Hans Küng: Etika Global dan Jalur Gaza

Oleh Tony Doludea

Pagi hari 7 Oktober 2023, pejuang Palestina, Hamas melakukan serangan besar-besaran terhadap Israel dari Jalur Gaza. Hamas mengklaim telah menembakkan 5.000 roket ke wilayah Israel.  

Barisan pejuang Palestina menerobos tembok pembatas dan memaksa masuk melalui penyeberangan tembok perbatasan Gaza-Israel. Mereka merangsek ke pemukiman terdekat dan instalasi militer Israel.

Penyerbuan ini mereka sebut Operasi Banjir Al-Aqsa dan menjadi pertikaian langsung pertama di wilayah Israel, sejak Perang Arab-Israel pada 1948 dulu.

Mendapatkan serangan mendadak di Hari Yom Kippur itu, Israel merasa kecolongan. Israel kemudian membalas serangan itu dengan pernyataan perang dengan melakukan Operasi Pedang Besi ke utara Jalur Gaza.

Di minggu pertama 2024, Kementerian Kesehatan Gaza melaporkan serangan Israel sejak 7 Oktober itu telah menewaskan 22.435 orang di Jalur Gaza, termasuk sekitar 9.100 anak-anak dan 6.500 wanita. Di Tepi Barat lebih dari 320 orang tewas, termasuk sekitar 83 anak-anak dan lebih dari 3.800 dilaporkan luka-luka.

Korban luka-luka melebihi 57.035 orang, termasuk 8.663 anak-anak dan 6.327 perempuan. Setidaknya 7.000 orang dilaporkan hilang di Gaza.

Kondisi di Gaza, Palestina (1). (Foto: https://www.aa.com.tr)

Kondisi di Gaza, Palestina (2).  (Foto:https://www.liputan6.com)

Sementara di Israel korban tewas pada serangan Hamas itu sebanyak 1.139 orang, 173 tentara terbunuh dan 965 orang luka-luka.

Jalur Gaza dan Tepi Barat merupakan dua wilayah Palestina yang terpisah oleh wilayah Israel. Luas Jalur Gaza adalah 362 kilometer persegi, sedangkan Tepi Barat 5.640 kilometer persegi. 

Jalur Gaza terletak di antara Israel, Mesir dan Laut Mediterania.

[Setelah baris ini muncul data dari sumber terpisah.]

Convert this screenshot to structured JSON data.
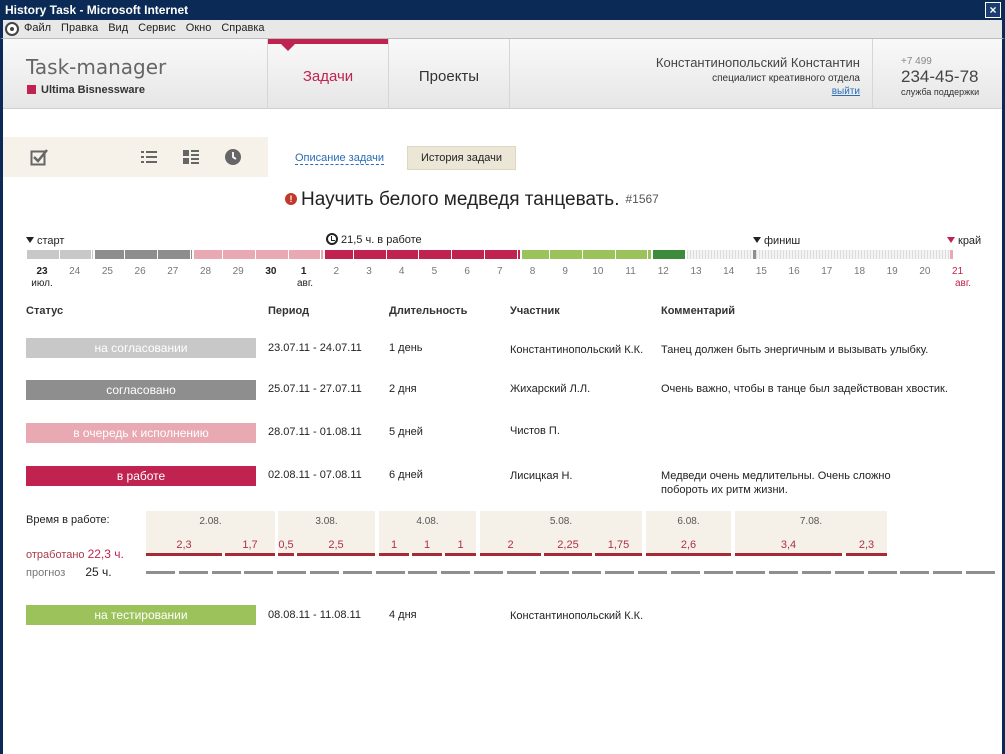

Kawasan ini dihuni sekitar 2,3 juta orang. Sementara itu, Tepi Barat terletak di timur laut yang berbatasan dengan Yordania dan sebagian besar Laut Mati. Wilayah ini ditinggali oleh 2,7 juta penduduk Palestina.

Hingga 1917 Gaza adalah bagian dari Kesultanan Ottoman. Namun saat Ottoman kalah perang, Inggris dan Turki mencapai kesepakatan mengenai Jalur Gaza dan sebagian besar wilayah Arab Asia milik Kesultanan Ottoman. Gaza dikuasai Inggris, yang juga sedang berupaya memfasilitasi pembentukan kerajaan Arab bersatu. 

Pada 2 November 1917, Arthur James Balfour (1848–1930), Menteri Luar Negeri Inggris saat itu, menulis surat kepada kepada Lionel Walter Rothschild (1868–1937), seorang tokoh komunitas Yahudi Inggris.

Foto Arthur James Balfour (1848–1930). (Sumber: https://www.britannica.com)

Surat itu kemudian dikenal sebagai Deklarasi Balfour, yang memberikan dampak guncangan besar terhadap Palestina, yang masih terasa hingga saat ini.

Deklarasi itu mengikat pemerintah Inggris untuk “mendirikan rumah nasional” bagi orang-orang Yahudi di Palestina dan memfasilitasi “pencapaian tujuan itu”. Mandat Inggris ini dibentuk pada 1923 dan berlangsung sampai 1948. 

Selama selang waktu itu, Inggris telah memfasilitasi migrasi orang Yahudi, termasuk mereka yang melarikan diri dari Nazisme di Eropa. 

Namun, warga Palestina terganggu dengan perubahan demografi negara mereka itu dan penyitaan tanah mereka oleh Inggris untuk diserahkan ke pemukim Yahudi.

Pada 1947, Perserikatan Bangsa-Bangsa (PBB) menyetujui Resolusi 181, yang membagi Palestina menjadi 55% wilayahnya untuk orang Yahudi, Kota Yerusalem di bawah kendali internasional dan sisanya untuk orang Arab, termasuk Jalur Gaza.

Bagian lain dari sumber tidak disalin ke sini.